Lots has been written on the psychology of “change” and building habits– it takes 40 days, 10,000 hours of practice to be an expert, etc.
But it’s not rocket science- make a schedule, stick to it, learn from your progress, refine what works for your team and your business and KEEP WITH.
Most employees (and also most managers) are naturally focused on getting their “day job” done. Their cognitive “time span” and time management skills are typically focused on the next day or next week.
This is a major reason that all your good ideas and wish list of projects for improvement never get very far, much less implemented.
The concept of an Individual Action Plan has personally been an incredible organizing and planning tool for my entire life, and changed the direction of our family business.
When I was in high school, our family business started using a business consultant, who taught every one of our 25 employees how to create and use a personal action plan.
My mother had 3 retail stores, two production facilities and a business services division with hundreds of accounts.
When every person had an action plan and they had “quarterly action plan meetings” they were able to focus on the daily work AND make progress on those pesky projects. It also made it easy to see how everyone was contributing and working together on business building activities.
It made the difference between chaos and progress, and transitioned us from overwhelm to a professionally managed profitable business.
There are two inter-related purposes for action plans-– the first is to monitor and prioritize activities that support major projects or programs. The second is to use action plans as a training and development tool. I say inter-related because when people contribute to projects this contributes to their skill and competency development.
Your employees want and need ongoing reminders and assistance with taking action on bigger projects, so that they make progress and focus on small steps every week.
When they have a written action plan, and they review in your weekly coaching conversations, this helps them stay on track.
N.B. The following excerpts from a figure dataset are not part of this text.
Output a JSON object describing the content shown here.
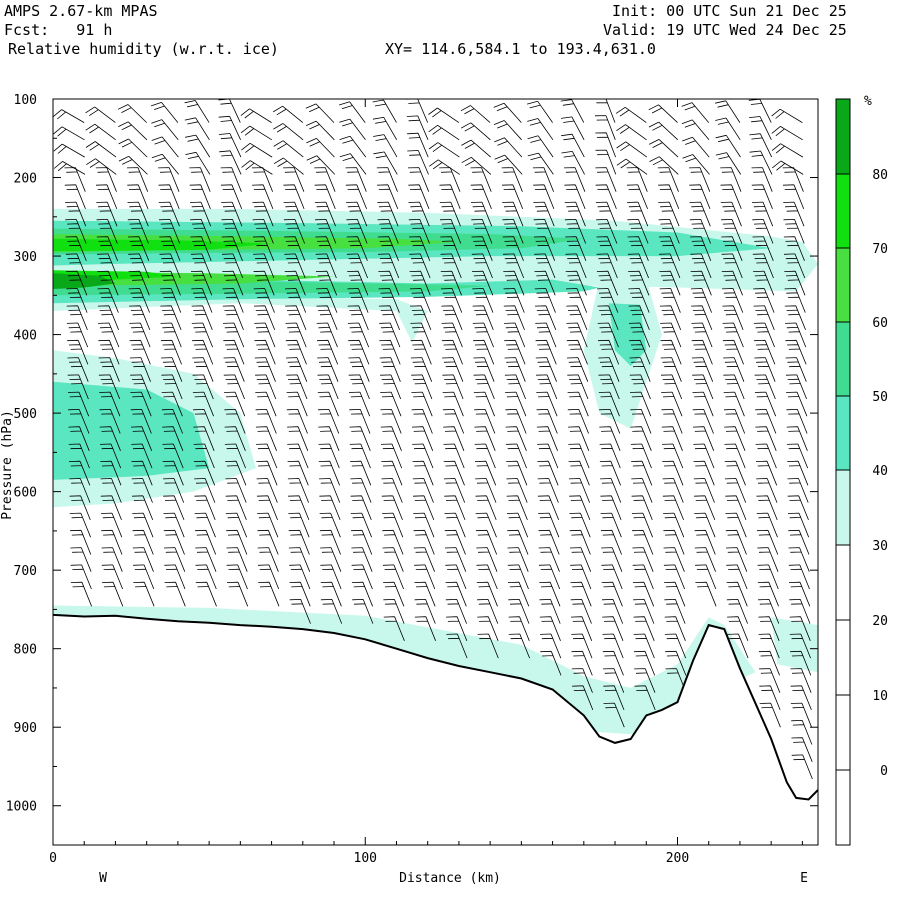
{
  "header": {
    "model": "AMPS 2.67-km MPAS",
    "forecast": "Fcst:   91 h",
    "field": "Relative humidity (w.r.t. ice)",
    "init": "Init: 00 UTC Sun 21 Dec 25",
    "valid": "Valid: 19 UTC Wed 24 Dec 25",
    "xy": "XY= 114.6,584.1 to 193.4,631.0"
  },
  "colors": {
    "rh_30_40": "#c8f8ec",
    "rh_40_50": "#5ae6c0",
    "rh_50_60": "#40dc90",
    "rh_60_70": "#48e040",
    "rh_70_80": "#10e010",
    "rh_80_plus": "#08a818",
    "terrain_line": "#000000",
    "barb": "#000000"
  },
  "chart_data": {
    "type": "heatmap",
    "title": "Relative humidity (w.r.t. ice)",
    "xlabel": "Distance (km)",
    "ylabel": "Pressure (hPa)",
    "xlim": [
      0,
      245
    ],
    "ylim": [
      1050,
      100
    ],
    "x_ticks": [
      0,
      100,
      200
    ],
    "y_ticks": [
      100,
      200,
      300,
      400,
      500,
      600,
      700,
      800,
      900,
      1000
    ],
    "x_end_labels": {
      "left": "W",
      "right": "E"
    },
    "legend": {
      "unit": "%",
      "levels": [
        80,
        70,
        60,
        50,
        40,
        30,
        20,
        10,
        0
      ],
      "placement": "right"
    },
    "terrain_surface_hPa": {
      "x": [
        0,
        10,
        20,
        30,
        40,
        50,
        60,
        70,
        80,
        90,
        100,
        110,
        120,
        130,
        140,
        150,
        160,
        170,
        175,
        180,
        185,
        190,
        195,
        200,
        205,
        210,
        215,
        220,
        225,
        230,
        235,
        238,
        242,
        245
      ],
      "p": [
        757,
        759,
        758,
        762,
        765,
        767,
        770,
        772,
        775,
        780,
        788,
        800,
        812,
        822,
        830,
        838,
        852,
        885,
        912,
        920,
        915,
        885,
        878,
        868,
        815,
        770,
        775,
        825,
        870,
        915,
        970,
        990,
        992,
        980
      ]
    },
    "rh_regions": [
      {
        "rh": 35,
        "outline": [
          [
            0,
            240
          ],
          [
            60,
            240
          ],
          [
            120,
            245
          ],
          [
            180,
            255
          ],
          [
            230,
            275
          ],
          [
            240,
            282
          ],
          [
            245,
            310
          ],
          [
            238,
            345
          ],
          [
            200,
            340
          ],
          [
            140,
            335
          ],
          [
            80,
            340
          ],
          [
            30,
            348
          ],
          [
            0,
            350
          ],
          [
            0,
            340
          ]
        ]
      },
      {
        "rh": 35,
        "outline": [
          [
            0,
            345
          ],
          [
            50,
            350
          ],
          [
            110,
            355
          ],
          [
            120,
            370
          ],
          [
            115,
            410
          ],
          [
            110,
            370
          ],
          [
            60,
            360
          ],
          [
            0,
            370
          ]
        ]
      },
      {
        "rh": 35,
        "outline": [
          [
            175,
            330
          ],
          [
            190,
            328
          ],
          [
            195,
            400
          ],
          [
            185,
            520
          ],
          [
            175,
            500
          ],
          [
            170,
            420
          ]
        ]
      },
      {
        "rh": 35,
        "outline": [
          [
            0,
            420
          ],
          [
            20,
            430
          ],
          [
            45,
            450
          ],
          [
            60,
            500
          ],
          [
            65,
            570
          ],
          [
            45,
            600
          ],
          [
            20,
            615
          ],
          [
            0,
            620
          ]
        ]
      },
      {
        "rh": 35,
        "outline": [
          [
            230,
            760
          ],
          [
            245,
            770
          ],
          [
            245,
            830
          ],
          [
            232,
            820
          ]
        ]
      },
      {
        "rh": 35,
        "outline": [
          [
            0,
            745
          ],
          [
            50,
            748
          ],
          [
            100,
            758
          ],
          [
            150,
            795
          ],
          [
            170,
            835
          ],
          [
            185,
            850
          ],
          [
            200,
            820
          ],
          [
            210,
            760
          ],
          [
            215,
            770
          ],
          [
            225,
            830
          ],
          [
            205,
            865
          ],
          [
            190,
            910
          ],
          [
            170,
            905
          ],
          [
            160,
            860
          ],
          [
            140,
            830
          ],
          [
            100,
            792
          ],
          [
            50,
            770
          ],
          [
            0,
            760
          ]
        ]
      },
      {
        "rh": 45,
        "outline": [
          [
            0,
            255
          ],
          [
            80,
            258
          ],
          [
            150,
            262
          ],
          [
            200,
            270
          ],
          [
            230,
            290
          ],
          [
            200,
            300
          ],
          [
            140,
            300
          ],
          [
            80,
            305
          ],
          [
            20,
            310
          ],
          [
            0,
            312
          ]
        ]
      },
      {
        "rh": 45,
        "outline": [
          [
            0,
            330
          ],
          [
            60,
            330
          ],
          [
            120,
            335
          ],
          [
            160,
            330
          ],
          [
            175,
            340
          ],
          [
            170,
            345
          ],
          [
            120,
            352
          ],
          [
            60,
            355
          ],
          [
            0,
            360
          ]
        ]
      },
      {
        "rh": 45,
        "outline": [
          [
            178,
            360
          ],
          [
            188,
            362
          ],
          [
            190,
            420
          ],
          [
            185,
            440
          ],
          [
            180,
            420
          ]
        ]
      },
      {
        "rh": 45,
        "outline": [
          [
            0,
            460
          ],
          [
            30,
            470
          ],
          [
            45,
            500
          ],
          [
            50,
            570
          ],
          [
            30,
            580
          ],
          [
            0,
            585
          ]
        ]
      },
      {
        "rh": 55,
        "outline": [
          [
            0,
            265
          ],
          [
            70,
            268
          ],
          [
            140,
            272
          ],
          [
            170,
            278
          ],
          [
            150,
            290
          ],
          [
            100,
            295
          ],
          [
            50,
            296
          ],
          [
            0,
            298
          ]
        ]
      },
      {
        "rh": 55,
        "outline": [
          [
            0,
            330
          ],
          [
            60,
            332
          ],
          [
            120,
            336
          ],
          [
            140,
            338
          ],
          [
            120,
            345
          ],
          [
            60,
            348
          ],
          [
            0,
            350
          ]
        ]
      },
      {
        "rh": 65,
        "outline": [
          [
            0,
            272
          ],
          [
            60,
            275
          ],
          [
            110,
            278
          ],
          [
            130,
            282
          ],
          [
            100,
            290
          ],
          [
            50,
            292
          ],
          [
            0,
            295
          ]
        ]
      },
      {
        "rh": 65,
        "outline": [
          [
            0,
            320
          ],
          [
            50,
            322
          ],
          [
            90,
            326
          ],
          [
            60,
            335
          ],
          [
            0,
            338
          ]
        ]
      },
      {
        "rh": 75,
        "outline": [
          [
            0,
            278
          ],
          [
            40,
            280
          ],
          [
            70,
            284
          ],
          [
            50,
            292
          ],
          [
            0,
            294
          ]
        ]
      },
      {
        "rh": 75,
        "outline": [
          [
            0,
            318
          ],
          [
            30,
            320
          ],
          [
            40,
            326
          ],
          [
            20,
            330
          ],
          [
            0,
            332
          ]
        ]
      },
      {
        "rh": 85,
        "outline": [
          [
            0,
            322
          ],
          [
            15,
            325
          ],
          [
            20,
            335
          ],
          [
            10,
            340
          ],
          [
            0,
            342
          ]
        ]
      }
    ],
    "wind_barb_columns_km": [
      10,
      20,
      30,
      40,
      50,
      60,
      70,
      80,
      90,
      100,
      110,
      120,
      130,
      140,
      150,
      160,
      170,
      180,
      190,
      200,
      210,
      220,
      230,
      240
    ]
  }
}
If you don’t review and hold them accountable to make progress, anything beyond daily urgent work gets forgotten.
Quarterly Action Plans Overview:
Ideally you need to do a bit of design and discovery to begin the action plan process.
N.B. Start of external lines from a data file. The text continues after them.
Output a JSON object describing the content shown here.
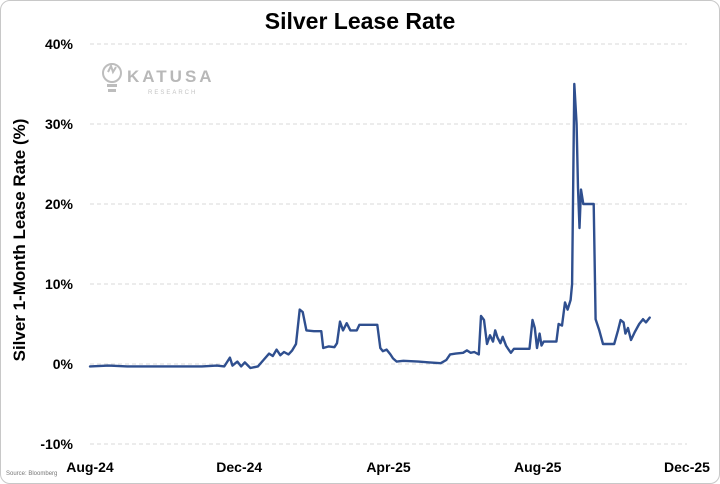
{
  "chart_data": {
    "type": "line",
    "title": "Silver Lease Rate",
    "xlabel": "",
    "ylabel": "Silver 1-Month Lease Rate (%)",
    "ylim": [
      -10,
      40
    ],
    "yticks": [
      -10,
      0,
      10,
      20,
      30,
      40
    ],
    "ytick_labels": [
      "-10%",
      "0%",
      "10%",
      "20%",
      "30%",
      "40%"
    ],
    "xlim": [
      0,
      16
    ],
    "xticks": [
      0,
      4,
      8,
      12,
      16
    ],
    "xtick_labels": [
      "Aug-24",
      "Dec-24",
      "Apr-25",
      "Aug-25",
      "Dec-25"
    ],
    "grid": true,
    "series": [
      {
        "name": "Silver 1-Month Lease Rate",
        "color": "#2f4f8f",
        "points": [
          [
            0.0,
            -0.3
          ],
          [
            0.5,
            -0.2
          ],
          [
            1.0,
            -0.3
          ],
          [
            2.0,
            -0.3
          ],
          [
            3.0,
            -0.3
          ],
          [
            3.4,
            -0.2
          ],
          [
            3.6,
            -0.3
          ],
          [
            3.75,
            0.8
          ],
          [
            3.82,
            -0.2
          ],
          [
            3.95,
            0.3
          ],
          [
            4.05,
            -0.3
          ],
          [
            4.15,
            0.2
          ],
          [
            4.3,
            -0.5
          ],
          [
            4.5,
            -0.3
          ],
          [
            4.65,
            0.5
          ],
          [
            4.8,
            1.3
          ],
          [
            4.9,
            1.0
          ],
          [
            5.0,
            1.8
          ],
          [
            5.1,
            1.1
          ],
          [
            5.2,
            1.5
          ],
          [
            5.32,
            1.2
          ],
          [
            5.42,
            1.7
          ],
          [
            5.52,
            2.5
          ],
          [
            5.62,
            6.8
          ],
          [
            5.7,
            6.5
          ],
          [
            5.8,
            4.2
          ],
          [
            6.0,
            4.1
          ],
          [
            6.2,
            4.1
          ],
          [
            6.25,
            2.0
          ],
          [
            6.4,
            2.2
          ],
          [
            6.55,
            2.1
          ],
          [
            6.62,
            2.6
          ],
          [
            6.7,
            5.3
          ],
          [
            6.78,
            4.2
          ],
          [
            6.88,
            5.1
          ],
          [
            6.98,
            4.2
          ],
          [
            7.15,
            4.2
          ],
          [
            7.22,
            4.9
          ],
          [
            7.4,
            4.9
          ],
          [
            7.7,
            4.9
          ],
          [
            7.78,
            2.0
          ],
          [
            7.85,
            1.6
          ],
          [
            7.95,
            1.8
          ],
          [
            8.05,
            1.2
          ],
          [
            8.12,
            0.7
          ],
          [
            8.22,
            0.3
          ],
          [
            8.4,
            0.4
          ],
          [
            8.8,
            0.3
          ],
          [
            9.1,
            0.2
          ],
          [
            9.4,
            0.1
          ],
          [
            9.55,
            0.5
          ],
          [
            9.65,
            1.2
          ],
          [
            9.8,
            1.3
          ],
          [
            10.0,
            1.4
          ],
          [
            10.1,
            1.7
          ],
          [
            10.2,
            1.4
          ],
          [
            10.3,
            1.5
          ],
          [
            10.42,
            1.2
          ],
          [
            10.48,
            6.0
          ],
          [
            10.56,
            5.5
          ],
          [
            10.64,
            2.5
          ],
          [
            10.72,
            3.6
          ],
          [
            10.8,
            2.8
          ],
          [
            10.86,
            4.2
          ],
          [
            10.92,
            3.3
          ],
          [
            11.0,
            2.6
          ],
          [
            11.06,
            3.4
          ],
          [
            11.15,
            2.3
          ],
          [
            11.22,
            1.8
          ],
          [
            11.28,
            1.4
          ],
          [
            11.36,
            1.9
          ],
          [
            11.6,
            1.9
          ],
          [
            11.78,
            1.9
          ],
          [
            11.86,
            5.5
          ],
          [
            11.92,
            4.5
          ],
          [
            11.98,
            2.0
          ],
          [
            12.05,
            3.8
          ],
          [
            12.1,
            2.3
          ],
          [
            12.16,
            2.8
          ],
          [
            12.5,
            2.8
          ],
          [
            12.56,
            5.0
          ],
          [
            12.65,
            4.8
          ],
          [
            12.73,
            7.7
          ],
          [
            12.8,
            6.8
          ],
          [
            12.88,
            8.0
          ],
          [
            12.92,
            10.0
          ],
          [
            12.98,
            35.0
          ],
          [
            13.04,
            30.0
          ],
          [
            13.08,
            22.0
          ],
          [
            13.12,
            17.0
          ],
          [
            13.16,
            21.8
          ],
          [
            13.22,
            20.0
          ],
          [
            13.5,
            20.0
          ],
          [
            13.55,
            5.6
          ],
          [
            13.65,
            4.2
          ],
          [
            13.75,
            2.5
          ],
          [
            14.05,
            2.5
          ],
          [
            14.15,
            4.2
          ],
          [
            14.22,
            5.5
          ],
          [
            14.3,
            5.2
          ],
          [
            14.35,
            3.8
          ],
          [
            14.42,
            4.5
          ],
          [
            14.5,
            3.0
          ],
          [
            14.6,
            4.0
          ],
          [
            14.72,
            5.0
          ],
          [
            14.82,
            5.6
          ],
          [
            14.9,
            5.2
          ],
          [
            15.0,
            5.8
          ]
        ]
      }
    ]
  },
  "watermark": {
    "brand": "KATUSA",
    "subtitle": "RESEARCH"
  },
  "source_note": "Source: Bloomberg"
}
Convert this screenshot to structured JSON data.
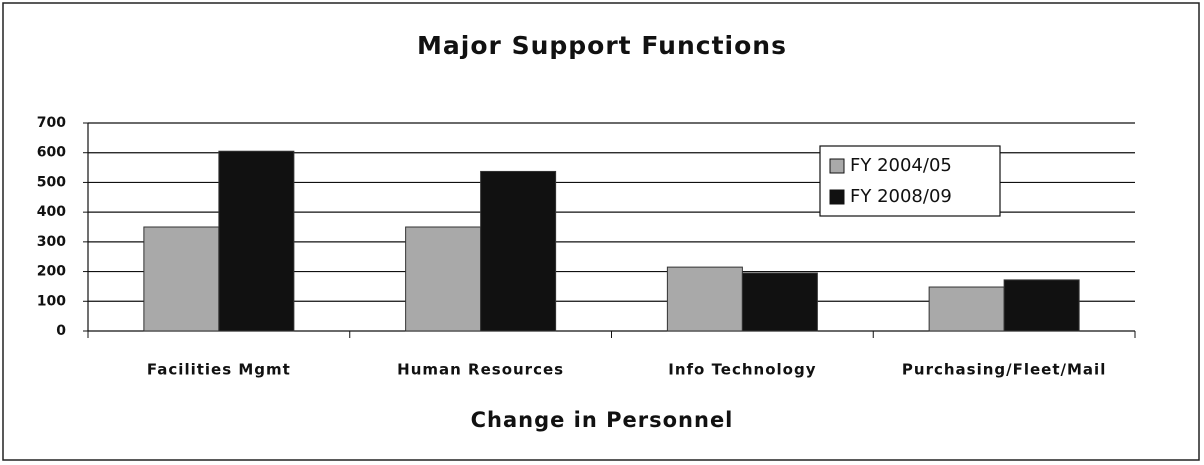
{
  "chart_data": {
    "type": "bar",
    "title": "Major Support Functions",
    "x_label": "Change in Personnel",
    "categories": [
      "Facilities Mgmt",
      "Human Resources",
      "Info Technology",
      "Purchasing/Fleet/Mail"
    ],
    "series": [
      {
        "name": "FY 2004/05",
        "color": "#a9a9a9",
        "values": [
          350,
          350,
          215,
          148
        ]
      },
      {
        "name": "FY 2008/09",
        "color": "#111111",
        "values": [
          605,
          537,
          195,
          172
        ]
      }
    ],
    "ylim": [
      0,
      700
    ],
    "yticks": [
      0,
      100,
      200,
      300,
      400,
      500,
      600,
      700
    ],
    "grid": true,
    "legend": "upper right"
  }
}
First you need to compile a full list of all active company-wide projects and create an action plan for each, with sections or tasks assigned to the responsible person. [More than 4 projects— prune the list down.]
Second, you should meet with everyone individually to discuss their desired training and development direction [part of your annual performance conversation.]
Both of these topics become action steps on an individual quarterly action plan.
What goes on an action plan?
Specific training for the quarter- aligned with personal interest and business need
Stretch assignments– areas where this person can enrich or enlarge their job duties beyond the current role
Delegation items to take over responsibility from peer or manager
Action items or steps from company-wide or department projects assigned to this person
Cross-training to “back up” or shadow someone
Research opportunities– what problem can they investigate possible solutions?
Outside/ formal training programs or workshops, such as industry certification or a job-related degree
Action plans also need to list specific action items, aligned with a broader goal, who is responsible, and a target date for completion.
They are an integral part of aligning every team member’s work with the business goals, and to leverage the rhythm of weekly coaching with progress on business-improvement projects.
As an added bonus, you will be building trust and the engagement of your team by focusing on the key drivers of retention. With the right topics and agenda, the quarterly action plan meetings become “stay interviews”– a technique that employers are finding valuable to hold onto their high performers.